Quantitative estimates in approximation by Bernstein-Durrmeyer-Choquet operators with respect to monotone and submodular set functions

Abstract: For the qualitative results of pointwise and uniform approximation obtained in \cite{Gal-Opris}, we present general quantitative estimates in terms of the modulus of continuity and in terms of a $K$-functional, for the generalized multivariate Bernstein-Durrmeyer operator $M_{n, \Gamma_{n, x}}$, written in terms of the Choquet integral with respect to a family of monotone and submodular set functions, $\Gamma_{n, x}$, on the standard $d$-dimensional simplex.

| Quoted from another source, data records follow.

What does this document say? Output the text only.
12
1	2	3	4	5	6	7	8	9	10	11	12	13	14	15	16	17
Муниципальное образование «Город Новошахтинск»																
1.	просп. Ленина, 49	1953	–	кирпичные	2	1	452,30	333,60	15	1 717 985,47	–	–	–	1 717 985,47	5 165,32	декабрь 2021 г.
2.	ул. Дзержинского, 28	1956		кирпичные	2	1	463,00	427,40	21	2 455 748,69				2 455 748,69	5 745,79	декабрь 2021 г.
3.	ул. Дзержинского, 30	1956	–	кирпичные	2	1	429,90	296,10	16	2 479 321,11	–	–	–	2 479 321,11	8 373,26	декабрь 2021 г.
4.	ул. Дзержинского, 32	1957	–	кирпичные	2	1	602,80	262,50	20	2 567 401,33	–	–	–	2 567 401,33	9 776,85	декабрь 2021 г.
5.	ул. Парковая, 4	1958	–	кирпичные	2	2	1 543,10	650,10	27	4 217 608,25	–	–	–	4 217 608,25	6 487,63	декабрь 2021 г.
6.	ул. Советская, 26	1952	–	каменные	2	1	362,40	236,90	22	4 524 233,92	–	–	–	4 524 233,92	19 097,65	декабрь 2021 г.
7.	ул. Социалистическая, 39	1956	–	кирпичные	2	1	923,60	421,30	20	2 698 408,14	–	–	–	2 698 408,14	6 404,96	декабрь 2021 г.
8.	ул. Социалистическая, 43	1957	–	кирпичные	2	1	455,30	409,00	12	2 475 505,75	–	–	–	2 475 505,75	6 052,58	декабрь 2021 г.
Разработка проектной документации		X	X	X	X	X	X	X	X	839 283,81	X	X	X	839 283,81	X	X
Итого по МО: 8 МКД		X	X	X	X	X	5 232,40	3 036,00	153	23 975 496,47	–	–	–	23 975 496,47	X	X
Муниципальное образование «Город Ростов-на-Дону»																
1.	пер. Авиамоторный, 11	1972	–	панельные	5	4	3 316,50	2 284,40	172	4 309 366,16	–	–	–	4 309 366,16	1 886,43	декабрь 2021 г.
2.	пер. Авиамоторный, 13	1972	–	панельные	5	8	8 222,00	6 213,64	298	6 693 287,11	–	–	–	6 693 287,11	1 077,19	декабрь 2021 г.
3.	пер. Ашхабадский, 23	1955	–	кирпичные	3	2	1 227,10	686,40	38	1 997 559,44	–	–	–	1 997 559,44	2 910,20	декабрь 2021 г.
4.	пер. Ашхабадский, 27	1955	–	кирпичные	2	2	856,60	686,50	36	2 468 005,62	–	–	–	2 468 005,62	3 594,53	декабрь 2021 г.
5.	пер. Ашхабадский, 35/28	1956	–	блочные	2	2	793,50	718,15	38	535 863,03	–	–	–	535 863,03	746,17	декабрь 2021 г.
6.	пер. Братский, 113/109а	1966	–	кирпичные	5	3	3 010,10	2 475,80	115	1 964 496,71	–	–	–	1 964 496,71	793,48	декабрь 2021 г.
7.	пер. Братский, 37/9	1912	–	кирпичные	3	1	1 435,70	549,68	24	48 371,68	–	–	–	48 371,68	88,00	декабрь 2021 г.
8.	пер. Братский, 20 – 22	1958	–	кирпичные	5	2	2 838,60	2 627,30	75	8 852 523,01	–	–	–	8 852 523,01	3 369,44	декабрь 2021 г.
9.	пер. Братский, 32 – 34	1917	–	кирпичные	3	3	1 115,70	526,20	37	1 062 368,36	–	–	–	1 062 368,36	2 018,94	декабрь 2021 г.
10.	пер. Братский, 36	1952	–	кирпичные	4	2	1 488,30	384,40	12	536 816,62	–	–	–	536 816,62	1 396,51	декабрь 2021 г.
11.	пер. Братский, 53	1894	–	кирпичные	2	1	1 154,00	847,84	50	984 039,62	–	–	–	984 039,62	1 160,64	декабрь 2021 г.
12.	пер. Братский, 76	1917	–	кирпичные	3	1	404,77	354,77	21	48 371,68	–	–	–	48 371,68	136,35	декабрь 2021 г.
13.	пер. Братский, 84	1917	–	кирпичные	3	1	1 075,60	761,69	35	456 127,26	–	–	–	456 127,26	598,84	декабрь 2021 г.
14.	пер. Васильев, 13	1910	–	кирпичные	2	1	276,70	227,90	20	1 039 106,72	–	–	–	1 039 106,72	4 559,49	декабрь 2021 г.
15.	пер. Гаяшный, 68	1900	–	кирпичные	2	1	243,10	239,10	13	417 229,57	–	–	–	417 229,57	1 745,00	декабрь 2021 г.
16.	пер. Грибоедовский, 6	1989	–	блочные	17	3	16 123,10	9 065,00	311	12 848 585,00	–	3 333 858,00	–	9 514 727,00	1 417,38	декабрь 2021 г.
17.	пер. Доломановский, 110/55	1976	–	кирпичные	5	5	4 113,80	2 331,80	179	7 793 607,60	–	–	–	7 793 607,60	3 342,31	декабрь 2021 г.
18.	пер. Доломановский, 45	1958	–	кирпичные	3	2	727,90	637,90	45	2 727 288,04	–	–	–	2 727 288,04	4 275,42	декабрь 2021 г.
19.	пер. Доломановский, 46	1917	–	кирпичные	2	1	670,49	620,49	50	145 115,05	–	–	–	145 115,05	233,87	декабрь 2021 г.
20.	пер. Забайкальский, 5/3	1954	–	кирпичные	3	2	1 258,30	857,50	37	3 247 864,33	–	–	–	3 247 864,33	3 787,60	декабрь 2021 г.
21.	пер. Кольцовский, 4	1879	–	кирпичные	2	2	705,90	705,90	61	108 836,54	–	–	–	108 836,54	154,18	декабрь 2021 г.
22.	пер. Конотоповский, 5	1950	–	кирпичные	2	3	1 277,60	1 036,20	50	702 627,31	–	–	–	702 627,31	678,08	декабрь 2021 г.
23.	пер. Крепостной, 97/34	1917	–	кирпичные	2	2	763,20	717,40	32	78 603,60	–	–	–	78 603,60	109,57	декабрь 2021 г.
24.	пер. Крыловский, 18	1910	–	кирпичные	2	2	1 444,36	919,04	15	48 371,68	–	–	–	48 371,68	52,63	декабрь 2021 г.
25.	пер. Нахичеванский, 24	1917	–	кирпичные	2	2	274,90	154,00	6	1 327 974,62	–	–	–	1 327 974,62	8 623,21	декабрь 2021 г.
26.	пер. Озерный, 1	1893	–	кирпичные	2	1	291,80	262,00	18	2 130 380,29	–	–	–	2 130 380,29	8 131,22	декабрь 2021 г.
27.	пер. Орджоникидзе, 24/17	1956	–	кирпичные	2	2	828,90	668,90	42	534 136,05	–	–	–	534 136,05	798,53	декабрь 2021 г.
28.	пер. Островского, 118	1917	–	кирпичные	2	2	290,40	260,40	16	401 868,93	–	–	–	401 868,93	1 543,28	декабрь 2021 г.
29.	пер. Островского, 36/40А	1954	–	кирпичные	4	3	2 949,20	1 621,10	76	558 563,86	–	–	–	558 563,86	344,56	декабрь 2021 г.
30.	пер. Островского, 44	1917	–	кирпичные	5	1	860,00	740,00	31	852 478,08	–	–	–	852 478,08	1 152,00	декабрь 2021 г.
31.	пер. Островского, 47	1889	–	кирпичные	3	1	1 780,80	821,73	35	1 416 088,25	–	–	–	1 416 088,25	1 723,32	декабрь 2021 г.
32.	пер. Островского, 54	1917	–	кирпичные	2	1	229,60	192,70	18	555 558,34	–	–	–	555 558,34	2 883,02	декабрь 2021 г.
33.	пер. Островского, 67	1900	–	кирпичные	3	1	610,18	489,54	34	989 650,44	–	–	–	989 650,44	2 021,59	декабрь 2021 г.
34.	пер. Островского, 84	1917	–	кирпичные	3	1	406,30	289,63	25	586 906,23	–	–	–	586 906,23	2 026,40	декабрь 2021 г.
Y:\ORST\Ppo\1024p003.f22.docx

When $\Gamma_{n, x}$ reduces to two elements, one a Choquet submodular set function and the other one a Borel measure, for suitable modified Bernstein-Durrmeyer operators, univariate $L^{p}$-approximations, $p\ge 1$, with estimates in terms of a $K$-functional are proved. In the particular cases when $d=1$ and the Choquet integral is taken with respect to some concrete possibility measures, the pointwise estimate in terms of the modulus of continuity is detailed. Some simple concrete examples of operators improving the classical error estimates are presented. Potential applications to practical methods dealing with data, like learning theory and regression models, also are mentioned.